Поев, он вышел из кухни и вернулся с двумя бутылками пива. Потом моргнул дочери, та вскочила и подала бокалы. Тетин муж налил пиво в бокалы и предложил мне.

Мне хотелось пить, зачем было заниматься в тот вечер семейными дрязгами, и потому я охотно согласился.

— Отец плохо выглядит. Не позвать ли доктора? — несмело спросила тетя.

— Плохо выглядит? Я не прочь бы так выглядеть, когда мне стукнет столько, сколько ему, — ответил тетин муж и залпом осушил бокал.

— Он и правда плохо выглядит, — повторила тетя.

— Ну что, ученый человек? — обратился ко мне тетин муж. — Что нового в столице?

— Не знаю, — ответил я. — Я живу уединенно.

— Ясно, — протянул он.

Я молчал.

— Что нового в политике? — снова попытался он завести разговор.

— Политика как политика, — ответил я.

— Что ты хочешь этим сказать? — спросил он.

— То, что слышите, — ответил я.

— Ясно, — повысил он голос. — Ты думаешь, я ничего не понимаю. Только ты нос не задирай со своей ученостью, — он никогда не выбирал слов, — какой тебе прок от нее? Черта лысого, даже штанов приличных у тебя нет!

— К сожалению, вы правы, — сказал я.

Его удивил мой ответ, потому что иной раз я не соглашался с ним так легко. И тут он подумал, что у меня какие-то задние мысли.
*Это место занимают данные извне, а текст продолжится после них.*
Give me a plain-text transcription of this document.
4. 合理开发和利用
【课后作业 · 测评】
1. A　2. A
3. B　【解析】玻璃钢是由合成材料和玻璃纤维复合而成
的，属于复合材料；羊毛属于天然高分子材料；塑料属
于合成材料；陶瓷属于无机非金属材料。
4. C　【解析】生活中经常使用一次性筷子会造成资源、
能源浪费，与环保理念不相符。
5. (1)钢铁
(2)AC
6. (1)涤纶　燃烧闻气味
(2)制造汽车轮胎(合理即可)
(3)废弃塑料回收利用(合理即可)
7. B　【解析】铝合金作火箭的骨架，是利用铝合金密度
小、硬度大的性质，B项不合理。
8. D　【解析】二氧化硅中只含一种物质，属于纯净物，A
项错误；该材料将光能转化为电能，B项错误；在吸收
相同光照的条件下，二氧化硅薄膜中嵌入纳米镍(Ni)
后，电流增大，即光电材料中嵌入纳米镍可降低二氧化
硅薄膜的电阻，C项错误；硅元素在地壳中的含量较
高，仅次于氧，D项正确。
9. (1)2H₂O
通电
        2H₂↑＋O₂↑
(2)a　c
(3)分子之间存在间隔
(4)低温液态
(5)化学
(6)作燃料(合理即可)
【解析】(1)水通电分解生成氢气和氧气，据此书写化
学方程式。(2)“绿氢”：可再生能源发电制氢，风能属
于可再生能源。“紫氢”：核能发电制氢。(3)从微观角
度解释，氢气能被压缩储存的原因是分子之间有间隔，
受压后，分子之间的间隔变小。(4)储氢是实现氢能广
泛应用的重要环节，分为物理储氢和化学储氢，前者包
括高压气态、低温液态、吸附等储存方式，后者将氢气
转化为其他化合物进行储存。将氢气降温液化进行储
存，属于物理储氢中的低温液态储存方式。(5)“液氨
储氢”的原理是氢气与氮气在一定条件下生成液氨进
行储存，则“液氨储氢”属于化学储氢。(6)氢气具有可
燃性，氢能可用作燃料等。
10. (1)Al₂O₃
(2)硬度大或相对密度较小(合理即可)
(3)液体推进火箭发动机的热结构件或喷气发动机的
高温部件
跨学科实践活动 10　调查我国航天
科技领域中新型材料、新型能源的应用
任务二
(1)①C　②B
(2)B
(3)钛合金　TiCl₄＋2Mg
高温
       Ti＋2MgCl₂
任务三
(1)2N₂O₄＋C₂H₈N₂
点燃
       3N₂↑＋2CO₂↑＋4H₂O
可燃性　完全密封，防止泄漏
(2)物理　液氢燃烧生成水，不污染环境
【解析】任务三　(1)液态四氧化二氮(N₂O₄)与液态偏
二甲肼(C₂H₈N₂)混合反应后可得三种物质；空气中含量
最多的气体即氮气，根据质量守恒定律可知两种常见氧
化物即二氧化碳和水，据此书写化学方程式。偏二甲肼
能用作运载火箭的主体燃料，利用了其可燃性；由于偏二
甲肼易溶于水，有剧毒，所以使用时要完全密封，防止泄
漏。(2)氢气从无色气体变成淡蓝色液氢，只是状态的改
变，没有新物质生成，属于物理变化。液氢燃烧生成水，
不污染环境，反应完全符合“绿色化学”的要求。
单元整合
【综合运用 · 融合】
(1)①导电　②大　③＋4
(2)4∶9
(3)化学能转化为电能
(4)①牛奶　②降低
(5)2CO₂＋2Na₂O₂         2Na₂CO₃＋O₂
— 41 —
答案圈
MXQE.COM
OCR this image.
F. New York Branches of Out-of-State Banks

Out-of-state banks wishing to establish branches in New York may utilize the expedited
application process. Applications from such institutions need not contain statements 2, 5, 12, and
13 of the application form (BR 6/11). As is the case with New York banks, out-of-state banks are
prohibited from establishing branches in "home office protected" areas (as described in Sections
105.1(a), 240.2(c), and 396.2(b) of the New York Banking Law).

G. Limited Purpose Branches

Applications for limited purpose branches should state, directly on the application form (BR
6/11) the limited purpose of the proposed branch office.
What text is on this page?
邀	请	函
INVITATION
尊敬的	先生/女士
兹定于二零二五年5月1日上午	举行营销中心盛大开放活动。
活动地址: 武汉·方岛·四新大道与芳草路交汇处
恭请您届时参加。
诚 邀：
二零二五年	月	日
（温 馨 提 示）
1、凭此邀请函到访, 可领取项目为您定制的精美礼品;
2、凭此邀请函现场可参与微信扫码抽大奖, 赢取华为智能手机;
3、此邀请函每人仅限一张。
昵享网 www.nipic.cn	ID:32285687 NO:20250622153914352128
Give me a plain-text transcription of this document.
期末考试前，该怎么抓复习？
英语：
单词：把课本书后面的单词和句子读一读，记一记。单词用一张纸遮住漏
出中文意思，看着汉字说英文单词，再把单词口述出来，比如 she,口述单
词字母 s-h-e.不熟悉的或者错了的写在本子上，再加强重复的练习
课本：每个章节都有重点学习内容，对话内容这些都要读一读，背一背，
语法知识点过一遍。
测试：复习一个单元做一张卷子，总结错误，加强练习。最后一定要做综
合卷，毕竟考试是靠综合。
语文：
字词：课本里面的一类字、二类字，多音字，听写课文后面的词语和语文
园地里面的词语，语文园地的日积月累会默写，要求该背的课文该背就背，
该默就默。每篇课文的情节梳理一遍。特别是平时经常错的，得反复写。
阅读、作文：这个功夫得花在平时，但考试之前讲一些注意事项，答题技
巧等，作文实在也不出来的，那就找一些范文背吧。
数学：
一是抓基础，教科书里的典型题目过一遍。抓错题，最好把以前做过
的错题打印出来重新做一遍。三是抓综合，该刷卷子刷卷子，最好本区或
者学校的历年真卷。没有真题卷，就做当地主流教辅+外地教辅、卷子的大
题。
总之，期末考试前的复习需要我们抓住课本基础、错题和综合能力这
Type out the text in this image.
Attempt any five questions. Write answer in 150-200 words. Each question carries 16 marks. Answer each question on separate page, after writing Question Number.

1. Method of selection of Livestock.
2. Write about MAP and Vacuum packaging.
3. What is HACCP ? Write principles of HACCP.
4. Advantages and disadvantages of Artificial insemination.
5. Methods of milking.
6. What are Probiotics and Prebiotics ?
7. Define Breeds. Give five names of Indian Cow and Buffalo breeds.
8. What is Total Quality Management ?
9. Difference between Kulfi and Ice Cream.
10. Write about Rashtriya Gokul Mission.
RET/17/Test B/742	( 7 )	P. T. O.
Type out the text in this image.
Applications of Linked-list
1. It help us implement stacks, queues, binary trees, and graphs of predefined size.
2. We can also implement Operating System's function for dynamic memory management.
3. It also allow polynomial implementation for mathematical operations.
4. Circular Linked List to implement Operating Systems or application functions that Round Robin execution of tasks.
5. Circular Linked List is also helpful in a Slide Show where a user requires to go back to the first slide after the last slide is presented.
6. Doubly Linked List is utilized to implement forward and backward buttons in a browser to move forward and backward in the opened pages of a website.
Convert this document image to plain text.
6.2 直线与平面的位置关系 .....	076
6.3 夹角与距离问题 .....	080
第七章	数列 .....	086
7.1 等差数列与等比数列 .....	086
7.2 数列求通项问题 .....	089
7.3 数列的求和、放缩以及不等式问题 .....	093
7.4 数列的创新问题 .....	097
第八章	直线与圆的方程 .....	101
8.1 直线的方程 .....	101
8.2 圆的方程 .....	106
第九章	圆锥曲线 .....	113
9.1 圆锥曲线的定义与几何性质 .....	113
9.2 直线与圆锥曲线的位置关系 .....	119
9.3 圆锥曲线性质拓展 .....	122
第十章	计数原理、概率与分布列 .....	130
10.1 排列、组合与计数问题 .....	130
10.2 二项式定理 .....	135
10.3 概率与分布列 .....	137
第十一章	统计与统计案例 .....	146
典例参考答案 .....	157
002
— Я вижу тебя, браток, насквозь, — сказал он. — И не таких я видывал. Надеешься что-нибудь урвать с меня, да? Только руки у тебя, браток, коротки.

Я почувствовал, что все это добром не кончится, поэтому встал и без особых раздумий спросил:

— Можно у вас переночевать или лучше уйти сразу?

— Боже мой, еще этого не хватало, — попыталась тетя спасти положение.

— Чего ты сразу обижаешься, — заметил тетин муж. — Что за люди пошли, шуток не понимают.

— Я устал, — сказал я, — спокойной ночи.

— Спокойной ночи, — ответила мне двоюродная сестра.

Тетя проводила меня в столовую. Там стояла новая мебель. Она постелила мне на тахте и, между прочим, успела заметить, что мебель стоила огромных денег, почти как дешевая машина, — так она выразилась.

Я достал из портфеля пижаму, надел ее и с минуту раздумывал, стоит ли пойти умыться. Но, представив себе, что снова надо выйти на кухню, я отказался от этого намерения. Погасил свет и лег.